The “Golden Boy” from Notre Dame could do it all, run, pass and kick – and he did so for the Green Bay Packers. He was only the third player to win the Heisman Trophy to be selected first overall in the Draft and it wasn’t until Head Coach Vince Lombardi that his career took off. While he won four championships with the Packers, including the first Super Bowl in 1967, he was the only Packer not to play in the game.

He played in nine seasons for the Packers, teaming up in the backfield with fellow Hall of Famer Jim Taylor that brought Lombardi’s Packers sweep to national prominence. In his career, he carried the ball 893 times, 3,711 yards, (4.2 yard average), and scoring 50 touchdowns.
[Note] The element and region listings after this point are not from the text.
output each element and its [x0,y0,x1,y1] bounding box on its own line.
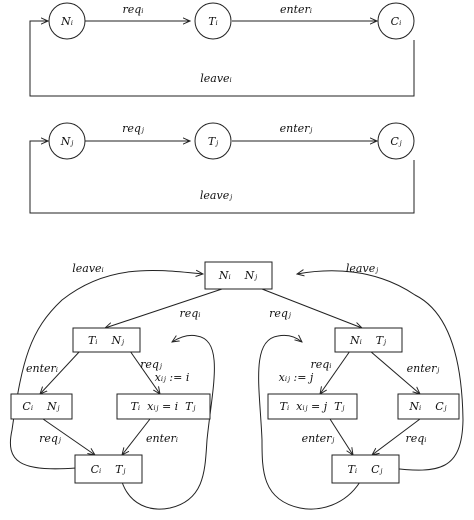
edge-leave-i-from-ci-tj [121,334,215,510]
state-c-i-label: Cᵢ [391,15,402,28]
edge-enter-j-right-label: enterⱼ [407,362,440,375]
automaton-i: Nᵢ Tᵢ Cᵢ reqᵢ enterᵢ leaveᵢ [29,2,415,97]
edge-leave-j-outer [297,271,464,471]
state-c-i [377,2,415,40]
edge-leave-j-from-ti-cj [258,335,361,510]
node-ci-tj-box [74,454,143,484]
edge-leave-j-label: leaveⱼ [346,262,378,275]
node-right-mid-label: Nᵢ Tⱼ [349,334,386,347]
state-n-i [48,2,86,40]
edge-enter-i-bottom-label: enterᵢ [146,432,178,445]
edge-req-i-bottom-right-label: reqᵢ [405,432,426,445]
edge-req-j-bottom-left-label: reqⱼ [39,432,61,445]
node-top-box [204,261,273,290]
edge-enter-i-label: enterᵢ [280,3,312,16]
edge-leave-j-label: leaveⱼ [200,189,232,202]
node-ni-cj-label: Nᵢ Cⱼ [408,400,446,413]
node-left-mid-box [72,327,141,353]
node-ti-x-j-tj-box [267,393,358,420]
node-ti-x-tj-box [116,393,211,420]
state-t-i-label: Tᵢ [208,15,218,28]
state-n-j-label: Nⱼ [60,135,74,148]
node-top-label: Nᵢ Nⱼ [218,269,257,282]
edge-req-i-top [105,288,223,328]
edge-req-j-left-label: reqⱼ [140,358,162,371]
edge-enter-i-left [40,350,81,394]
state-t-i [194,2,232,40]
edge-enter-j-right [369,350,420,394]
node-ti-x-tj-label: Tᵢ xᵢⱼ = i Tⱼ [131,400,196,413]
edge-req-i-top-label: reqᵢ [179,307,200,320]
edge-req-i-right-label: reqᵢ [310,358,331,371]
edge-req-j-left [129,350,160,394]
node-ti-cj-box [331,454,400,484]
edge-req-i-bottom-right [372,418,421,455]
node-ci-tj-label: Cᵢ Tⱼ [91,463,126,476]
edge-enter-i-left-label: enterᵢ [26,362,58,375]
node-left-mid-label: Tᵢ Nⱼ [88,334,124,347]
node-ti-cj-label: Tᵢ Cⱼ [348,463,383,476]
state-c-j-label: Cⱼ [390,135,401,148]
state-n-j [48,122,86,160]
edge-leave-i-label: leaveᵢ [200,72,232,85]
edge-enter-j-bottom-label: enterⱼ [302,432,335,445]
node-ci-nj-label: Cᵢ Nⱼ [22,400,59,413]
node-right-mid-box [334,327,403,353]
edge-leave-i-outer [9,270,203,470]
edge-req-i-right [320,350,351,394]
node-ci-nj-box [10,393,73,420]
state-t-j-label: Tⱼ [208,135,218,148]
edge-req-j-top [261,288,362,328]
node-ti-x-j-tj-label: Tᵢ xᵢⱼ = j Tⱼ [280,400,345,413]
edge-req-j-bottom-left [42,418,95,455]
edge-leave-i-label: leaveᵢ [72,262,104,275]
edge-req-j-label: reqⱼ [122,122,144,135]
state-t-j [194,122,232,160]
automaton-j: Nⱼ Tⱼ Cⱼ reqⱼ enterⱼ leaveⱼ [29,122,415,214]
edge-enter-j-bottom [329,418,353,455]
edge-req-i-label: reqᵢ [122,3,143,16]
edge-enter-i-bottom [122,418,151,455]
state-n-i-label: Nᵢ [60,15,73,28]
state-c-j [377,122,415,160]
node-ni-cj-box [397,393,460,420]
edge-req-j-top-label: reqⱼ [269,307,291,320]
edge-assign-j-label: xᵢⱼ := j [279,371,314,384]
product-automaton: Nᵢ Nⱼ Tᵢ Nⱼ Nᵢ Tⱼ Cᵢ Nⱼ Tᵢ xᵢⱼ = i Tⱼ Tᵢ… [9,261,464,510]
edge-assign-i-label: xᵢⱼ := i [155,371,190,384]
edge-enter-j-label: enterⱼ [280,122,313,135]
One of Hornung’s most enduring records came during the 1960 season, when he scored a total of 176 points in 12 games – a record that stood until 2006 when LaDainian Tomlinson scored 180 – in 16 games.

Coupled with his backfield work, Horning also handled the Packers place kicking duties. When you look at his career average of 47.1 percent conversion rate (66 made in 140 attempts), you might laugh when comparing it to today’s averages, but one has to consider all of those kicks were outdoors, and on surfaces that weren’t anywhere close to NFL fields of today.

Hornung also threw for five touchdowns in his career, completing 24-of-55 passes.

Best known for his short-yardage skills, He won the league’s MVP award twice, was named an all-pro and to the Pro Bowl twice and is also just one of five to win both the Heisman and NFL MVP.  Near the conclusion of his career in 1965, Hornung scored five touchdowns in a single game against the Baltimore Colts.

Other notable records held by Hornung include the most games with 30-plus points – 2; most with 25-plus points – 3; and most games with 13 points in a season – seven.

Though his number is not one that has been retired by the Packers, it was “unofficially” retired in 1990 by the team. The last player to have worn the number was Don Majkowski, but he later changed his number to 7 after the public outcry.

Herb Adderley returns an interception against the Philadelphia Eagles. photograph

1. Herb Adderley – Adderley was selected 12th overall in the 1961 NFL Draft, but was also selected 13th overall by the New York Titans of the American Football League.

He played nine years with the Green Bay Packers and three years with the Dallas Cowboys, winning a combined three Super Bowl championships between the two teams. However, when you also figure in the other championships by the Green Bay Packers, you can add two more, making him a six-time world champion.

Adderley was once asked about the championships and was quoted as saying about the Cowboys rings he achieved … “I’m the only man with a Dallas Cowboys Super Bowl ring who doesn’t wear it. I’m a Green Bay Packer.”

He was drafted out of Michigan State as a halfback, but was switched to defensive back because the Packers already had the duo of Jim Taylor and Paul Hornung in the backfield.

Always the Packer, Herb Adderley paid a visit to Lambeau Field in December 2012.

Raymond T. Rivard photograph

During his nine seasons in Green Bay, Adderley was as instinctive of a defensive player that has ever played cornerback. He used what he learned as an offensive player to his advantage, intercepting 39 passes as a Packer, returning three for touchdowns in a single season and tying Darren Sharper for the franchise record of seven interceptions returned for touchdowns in a career.

One of Adderley’s most memorable came in Super Bowl II when he intercepted a Darryl Lamonica fourth quarter pass and returned it for a touchdown to put the championship game away for Green Bay.

During his entire career, Adderley intercepted 48 passes, returning them 1,046 yards and seven touchdowns.

He is a member of both the Green Bay Packers and Pro Football halls of fame, a six-time world champion, five-time Pro Bowl selection, four-time first team All-Pro selection, three-time second team All-Pro selection, and was voted to the 1960s All-Decade Team.